When you really become customer-centered you take your business to a new dimension of performance. By focusing on a single purpose—customer success—other day-to-day problems magically disappear. It's amazing how many other internal issues get resolved when the customer is your first priority. Customer-centered companies don’t have these types of problems:
Internal Issue: Product-centering “cuts off the air supply” in conventional organizations. When departments have their own agendas, work becomes disjointed in the eyes of the customer. In Customer 3D businesses, integrated thinking creates permeability between functional silos. Instead of what Steve Jobs called The Bozo Factor (Steve Jobs, by Walter Isaacson), collaborations happen naturally and improvements can be made holistically.
Internal Issue: The efficiency mindset dominates. It is focused on cost reduction and, in many cases, a parallel reduction in the number of employees. In this scenario, the best that can happen would be perpetuating existing performance levels. In Customer 3D companies, instead of people trying to tweak the status quo, they are using creative thinking to replace it.
Internal Issue: Employee morale is low and they are simply waiting to be told what to do. In Customer 3D organizations, employees are purposeful because they are focused externally on customer needs. Leaders are supportive of employee ideas. Beginning with the end in mind equates to visualizing how ideas will impact the customer.
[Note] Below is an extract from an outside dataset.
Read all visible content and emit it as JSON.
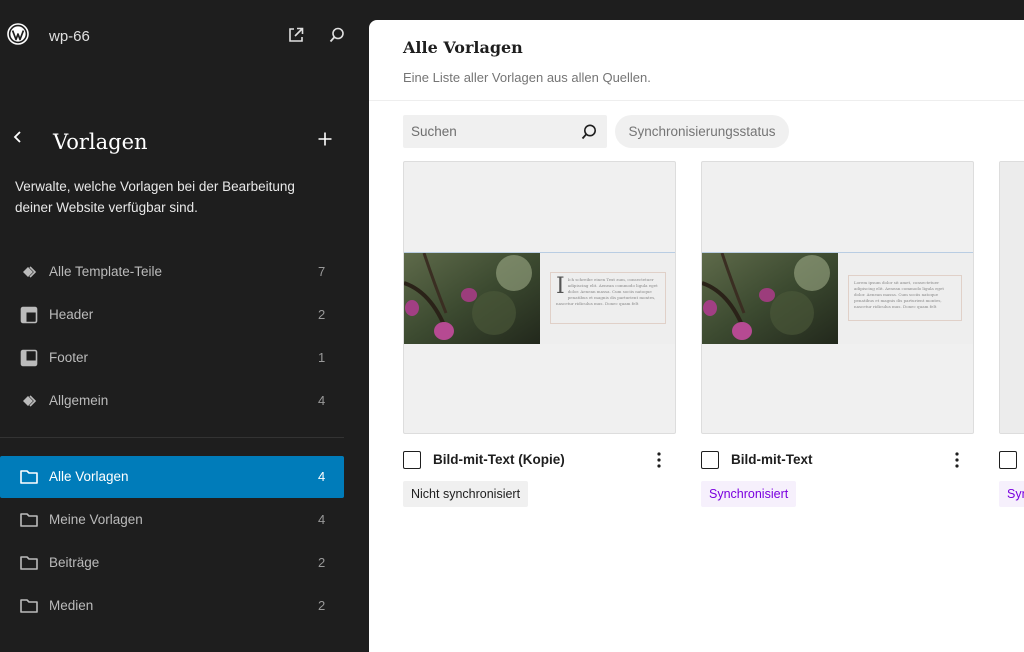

Internal Issue: Change is not sustainable. Therefore, initiatives come across as flavor of the month approaches. In Customer 3D businesses, change becomes transformation and it sticks. There is an improvement culture in which all improvement projects are looked at as part of a single portfolio.
Customer 3D solves problems, but not in the ways you might expect. Becoming customer-centered weaves a single worldview through the fabric of the organization. It changes an organization’s overall performance. Not only do your customers see it, of course, but your employees, your Board, your suppliers—everybody sees that you are different.